「脱獄(jailbreaking)」という言葉がある。いまや膨大なユーザー群を獲得したアップルの製品シリーズに対する特殊処置のことで、特定のソフトをインストールすることをもって、アップル社が公式認定する以外のソフトの使用が可能になるというものである。今週、これをめぐるニュースがさまざまな波紋を呼び起こした。アメリカ著作権庁がデジタルミレニアム著作権法の解釈を行い、アップル製品に対する「脱獄」が合法なものだと認定した。
そもそもこの用語の由来は、あの一世風靡のドラマシリーズ「プリズン・ブレイク(Prison Break)」を連想して拵えた造語だろう。この言葉に託したのは、言ってみれば、製造者の意思を無視する後ろめたさというより、不可能を可能にする一種の確信犯、愉快犯に近い思いがあって、法律のグレーゾーンへの挑戦を正面から試みるものだった。それに対して、アメリカ著作権庁の決定は、言葉いじりなどの小細工をいっさいせず、ただ堂々とこれが合法だと認定した。ただし、いうまでもないが、「脱獄」合法といっても、これを認めないことを非法とは意味しない。アップル社が「脱獄」した機械を保証修理の対象としないなどの対応を取るものだろう。合法になった「脱獄」は、あくまでユーザーの判断による、リスクや覚悟を伴う行動に過ぎない。

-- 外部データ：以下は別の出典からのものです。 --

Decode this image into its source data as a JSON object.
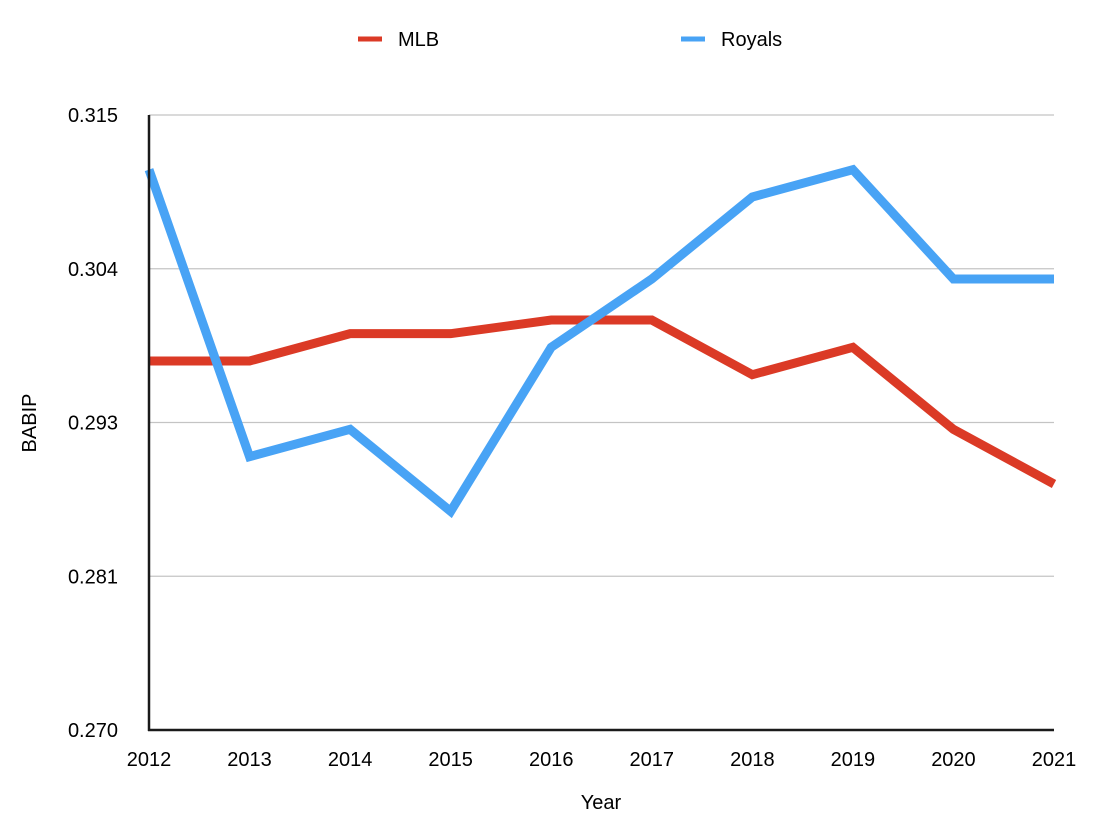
{
  "chart_data": {
    "type": "line",
    "title": "",
    "xlabel": "Year",
    "ylabel": "BABIP",
    "categories": [
      "2012",
      "2013",
      "2014",
      "2015",
      "2016",
      "2017",
      "2018",
      "2019",
      "2020",
      "2021"
    ],
    "ylim": [
      0.27,
      0.315
    ],
    "y_ticks": [
      "0.270",
      "0.281",
      "0.293",
      "0.304",
      "0.315"
    ],
    "grid": true,
    "legend_position": "top",
    "series": [
      {
        "name": "MLB",
        "color": "#db3a26",
        "values": [
          0.297,
          0.297,
          0.299,
          0.299,
          0.3,
          0.3,
          0.296,
          0.298,
          0.292,
          0.288
        ]
      },
      {
        "name": "Royals",
        "color": "#48a3f5",
        "values": [
          0.311,
          0.29,
          0.292,
          0.286,
          0.298,
          0.303,
          0.309,
          0.311,
          0.303,
          0.303
        ]
      }
    ]
  }
}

法律とは、社会の発展にしたがって、社会のためにあるものであって、法のためではない。また、とりわけ成功した会社に対して、すべてその会社の言いなりになるのではなくて、むしろ余計に目を光らせてその独断の行動を制限をかける。いまの法解釈を通じて、この二点において現代の法精神の一端を見た思いがしてならない。